Visualizing nationwide variation in Medicare Part D prescribing patterns

Department of Microbiology, University of Alabama - Birmingham, Birmingham, Alabama, United States
Informatics Institute, University of Alabama - Birmingham, Birmingham, Alabama, United States
Rochester Center for Health Informatics, University of Rochester, Rochester, New York, United States
Clinical and Translational Science Institute, University of Rochester Medical Center, Rochester, New York, United States
Department of Medicine - Division of Nephrology, University of Rochester Medical Center, Rochester, New York, United States
Department of Clinical Pharmacy, University of Rochester Medical Center, Rochester, New York, United States
Department of Medicine - Division of Pulmonary and Critical Care, University of Rochester Medical Center, Rochester, New York, United States
DOI
10.7287/peerj.preprints.3470v1
Subject Areas
Bioinformatics, Health Policy, Translational Medicine, Data Science
Keywords
Medicare, Health Informatics, Prescribing Patterns, Data Visualization, Dimensional Reduction, t-Stochastic Network Embedding, Practice Variation, Hierarchical Clustering
Copyright
© 2017 Rosenberg et al.
Licence
This is an open access article distributed under the terms of the Creative Commons Attribution License, which permits unrestricted use, distribution, reproduction and adaptation in any medium and for any purpose provided that it is properly attributed. For attribution, the original author(s), title, publication source (PeerJ Preprints) and either DOI or URL of the article must be cited.
Cite this article
Rosenberg A, Fucile C, White RJ, Trayhan M, Farooq S, Nelson LA, Quill CM, Weisenthal SJ, Bush K, Zand MS. 2017. Visualizing nationwide variation in Medicare Part D prescribing patterns. PeerJ Preprints 5:e3470v1

Abstract

Objective: To characterize the regional and national variation in prescribing patterns in the Medicare Part D program using machine learning and dimensional reduction visualization methods.

Methods: Using publicly available Medicare Part D claims data, we identified regional and national provider prescribing profile variation with unsupervised clustering and t-distributed stochastic neighbor embedding (t-SNE) dimensional reduction techniques. Additionally, we examined differences between regionally representative prescribing patterns for major metropolitan areas.

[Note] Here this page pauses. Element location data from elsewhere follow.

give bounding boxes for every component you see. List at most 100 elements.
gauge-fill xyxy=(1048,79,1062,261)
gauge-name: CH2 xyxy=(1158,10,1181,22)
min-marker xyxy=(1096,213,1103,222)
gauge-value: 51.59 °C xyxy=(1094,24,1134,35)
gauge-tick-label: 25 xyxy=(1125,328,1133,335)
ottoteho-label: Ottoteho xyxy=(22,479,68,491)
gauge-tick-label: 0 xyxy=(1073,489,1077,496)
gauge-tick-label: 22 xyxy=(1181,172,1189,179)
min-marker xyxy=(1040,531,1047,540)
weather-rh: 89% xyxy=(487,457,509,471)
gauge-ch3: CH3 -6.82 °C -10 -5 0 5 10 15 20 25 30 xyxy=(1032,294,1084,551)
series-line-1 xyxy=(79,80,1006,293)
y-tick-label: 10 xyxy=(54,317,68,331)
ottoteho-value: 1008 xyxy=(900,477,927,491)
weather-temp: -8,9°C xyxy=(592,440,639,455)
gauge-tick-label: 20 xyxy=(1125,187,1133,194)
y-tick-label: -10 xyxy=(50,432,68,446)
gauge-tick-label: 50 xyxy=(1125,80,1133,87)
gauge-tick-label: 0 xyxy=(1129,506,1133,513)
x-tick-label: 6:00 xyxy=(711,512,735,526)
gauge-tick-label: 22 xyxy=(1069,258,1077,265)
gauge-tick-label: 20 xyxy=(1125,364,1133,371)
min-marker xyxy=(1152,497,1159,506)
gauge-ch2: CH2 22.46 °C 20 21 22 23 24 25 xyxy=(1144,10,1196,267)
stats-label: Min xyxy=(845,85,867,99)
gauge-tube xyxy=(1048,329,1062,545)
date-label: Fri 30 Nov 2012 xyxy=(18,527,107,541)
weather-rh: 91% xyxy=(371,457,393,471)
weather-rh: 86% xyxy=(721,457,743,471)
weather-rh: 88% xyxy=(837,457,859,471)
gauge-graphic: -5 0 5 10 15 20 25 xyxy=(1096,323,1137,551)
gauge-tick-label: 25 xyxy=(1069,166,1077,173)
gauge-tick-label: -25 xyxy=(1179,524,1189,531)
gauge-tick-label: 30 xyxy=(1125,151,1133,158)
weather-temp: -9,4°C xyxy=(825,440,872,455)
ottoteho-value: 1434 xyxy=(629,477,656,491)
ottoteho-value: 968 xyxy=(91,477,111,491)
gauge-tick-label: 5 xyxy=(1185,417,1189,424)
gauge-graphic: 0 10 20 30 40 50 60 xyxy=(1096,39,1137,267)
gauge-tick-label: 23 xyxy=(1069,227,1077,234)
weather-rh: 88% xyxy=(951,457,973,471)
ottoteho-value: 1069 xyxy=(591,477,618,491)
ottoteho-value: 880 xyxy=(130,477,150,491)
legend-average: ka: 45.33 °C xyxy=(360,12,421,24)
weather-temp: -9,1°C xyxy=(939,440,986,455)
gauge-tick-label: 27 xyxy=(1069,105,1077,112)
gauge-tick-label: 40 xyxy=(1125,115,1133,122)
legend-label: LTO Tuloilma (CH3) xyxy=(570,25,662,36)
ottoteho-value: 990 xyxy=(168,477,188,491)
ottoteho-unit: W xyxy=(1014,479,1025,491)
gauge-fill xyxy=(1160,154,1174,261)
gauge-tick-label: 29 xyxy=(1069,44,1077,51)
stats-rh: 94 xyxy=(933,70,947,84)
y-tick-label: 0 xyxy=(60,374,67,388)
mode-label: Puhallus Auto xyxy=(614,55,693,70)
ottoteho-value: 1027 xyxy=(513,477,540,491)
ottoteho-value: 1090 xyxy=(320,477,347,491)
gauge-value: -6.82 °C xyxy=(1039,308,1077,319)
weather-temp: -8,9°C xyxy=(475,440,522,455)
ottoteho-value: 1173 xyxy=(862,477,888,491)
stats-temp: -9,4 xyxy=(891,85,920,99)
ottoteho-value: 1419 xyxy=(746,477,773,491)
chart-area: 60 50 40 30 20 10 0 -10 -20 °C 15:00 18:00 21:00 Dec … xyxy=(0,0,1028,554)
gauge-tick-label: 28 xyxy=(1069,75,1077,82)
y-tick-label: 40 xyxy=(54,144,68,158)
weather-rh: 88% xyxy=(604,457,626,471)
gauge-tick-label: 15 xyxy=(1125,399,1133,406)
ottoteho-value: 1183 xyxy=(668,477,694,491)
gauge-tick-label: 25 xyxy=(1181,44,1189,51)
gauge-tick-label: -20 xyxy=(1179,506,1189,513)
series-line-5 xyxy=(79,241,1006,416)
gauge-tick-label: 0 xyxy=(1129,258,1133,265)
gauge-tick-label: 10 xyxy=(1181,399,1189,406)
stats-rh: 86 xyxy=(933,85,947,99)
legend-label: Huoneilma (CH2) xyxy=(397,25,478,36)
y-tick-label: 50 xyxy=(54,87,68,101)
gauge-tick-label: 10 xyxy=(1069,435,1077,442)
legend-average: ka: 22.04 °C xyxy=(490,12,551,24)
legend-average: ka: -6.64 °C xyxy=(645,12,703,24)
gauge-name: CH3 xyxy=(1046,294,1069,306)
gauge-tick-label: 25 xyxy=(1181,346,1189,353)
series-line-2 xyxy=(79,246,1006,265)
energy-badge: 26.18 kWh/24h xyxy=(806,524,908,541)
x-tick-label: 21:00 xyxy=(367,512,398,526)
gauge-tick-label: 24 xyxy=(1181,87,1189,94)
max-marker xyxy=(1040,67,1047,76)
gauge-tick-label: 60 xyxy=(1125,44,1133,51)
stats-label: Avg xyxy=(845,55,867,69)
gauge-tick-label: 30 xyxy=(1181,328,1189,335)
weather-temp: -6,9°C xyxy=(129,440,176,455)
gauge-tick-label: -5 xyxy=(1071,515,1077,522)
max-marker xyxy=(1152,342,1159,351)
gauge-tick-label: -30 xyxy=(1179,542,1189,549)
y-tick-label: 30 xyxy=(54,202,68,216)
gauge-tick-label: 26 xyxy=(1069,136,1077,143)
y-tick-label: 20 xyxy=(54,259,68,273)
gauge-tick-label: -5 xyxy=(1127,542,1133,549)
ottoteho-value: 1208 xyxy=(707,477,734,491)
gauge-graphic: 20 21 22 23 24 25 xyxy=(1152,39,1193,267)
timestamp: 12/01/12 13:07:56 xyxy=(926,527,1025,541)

Results: Distributions of prescribing volume and medication diversity were highly skewed among over 800,000 Medicare Part D providers, and medical specialties had characteristic prescribing patterns. Although the number of Medicare providers in each state was highly correlated with the number of Medicare Part D enrollees, some states were enriched for providers with >10,000 prescription claims annually. Hierarchical clustering and t-SNE dimension-reduction visualization of drug- or drug-class prescribing patterns revealed that providers cluster strongly based on specialty and sub-specialty, with large regional variations in prescribing patterns. Major metropolitan areas had distinct prescribing patterns that tended to group by major geographical divisions.

Conclusions: There is substantial prescribing variation among providers in Medicare Part D both between and within specialties. Large regional variations in prescribing patterns, particularly among major metropolitan areas, were also seen. Unsupervised clustering and t-SNE dimension-reduction are an effective means to examine variation in provider prescribing patterns, including substantial regional and medical specialty variation.

Author Comment

This manuscript was submitted for peer review to BMC Medical Informatics and Decision Making on September 3, 2017.